Architecture · intermediate
Self-Attention
Self-attention is attention applied within a single sequence: each token attends to every other token in the same input, including itself.
Explanation
Self-attention is what lets a transformer turn "the dog that chased the cat was tired" into a representation where "was tired" can be linked to "the dog" directly, no matter how far apart they are.
In decoder-only models (like GPT), self-attention is causal: each token can only attend to earlier tokens, not future ones. This preserves the next-token-prediction setup. Encoder models like BERT use bidirectional self-attention.
Almost all the parameters in a transformer live in attention and the feed-forward layers that come after each attention block.
Examples
- In a sentence about a pronoun, self-attention links "it" to its antecedent.
- In code, self-attention lets a function reference a variable defined many lines earlier.
Frequently asked
What is Self-Attention?
Self-attention is attention applied within a single sequence: each token attends to every other token in the same input, including itself.

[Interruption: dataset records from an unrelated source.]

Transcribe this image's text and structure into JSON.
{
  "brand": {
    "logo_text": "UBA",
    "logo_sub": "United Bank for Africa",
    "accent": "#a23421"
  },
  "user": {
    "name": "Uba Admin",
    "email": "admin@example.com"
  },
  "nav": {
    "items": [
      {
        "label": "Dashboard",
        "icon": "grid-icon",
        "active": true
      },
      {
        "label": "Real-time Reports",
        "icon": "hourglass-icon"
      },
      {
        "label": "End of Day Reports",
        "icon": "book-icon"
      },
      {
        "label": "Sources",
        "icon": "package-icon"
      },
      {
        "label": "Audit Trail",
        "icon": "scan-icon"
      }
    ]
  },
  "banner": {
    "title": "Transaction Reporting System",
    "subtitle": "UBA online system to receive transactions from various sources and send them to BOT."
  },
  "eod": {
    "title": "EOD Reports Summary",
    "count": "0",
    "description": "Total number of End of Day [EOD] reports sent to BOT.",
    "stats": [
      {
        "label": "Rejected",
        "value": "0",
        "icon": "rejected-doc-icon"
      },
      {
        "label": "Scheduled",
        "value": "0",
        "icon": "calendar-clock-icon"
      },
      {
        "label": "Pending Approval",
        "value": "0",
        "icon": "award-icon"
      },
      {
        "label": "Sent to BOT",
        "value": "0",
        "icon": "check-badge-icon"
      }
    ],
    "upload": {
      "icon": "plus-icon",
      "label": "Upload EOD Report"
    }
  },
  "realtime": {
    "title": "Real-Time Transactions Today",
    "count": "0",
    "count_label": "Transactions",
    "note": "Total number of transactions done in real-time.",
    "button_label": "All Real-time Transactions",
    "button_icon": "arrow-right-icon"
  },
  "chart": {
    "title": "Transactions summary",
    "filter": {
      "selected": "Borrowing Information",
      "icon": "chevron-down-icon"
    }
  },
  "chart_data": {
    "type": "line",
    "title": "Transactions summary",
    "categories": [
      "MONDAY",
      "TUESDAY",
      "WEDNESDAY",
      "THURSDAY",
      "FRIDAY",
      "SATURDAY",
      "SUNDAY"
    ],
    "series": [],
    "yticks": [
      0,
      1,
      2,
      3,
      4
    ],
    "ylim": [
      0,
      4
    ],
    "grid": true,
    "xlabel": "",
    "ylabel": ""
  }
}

What is an example of self-attention?
In a sentence about a pronoun, self-attention links "it" to its antecedent.
How is Self-Attention related to Attention?
Self-Attention and Attention are both architecture concepts. Attention is the mechanism a transformer uses to decide which earlier tokens matter most when producing each new one. It mixes information across positions by weighted sum.
Is Self-Attention considered intermediate?
Self-Attention is generally considered intermediate-level material in the AI and LLM space.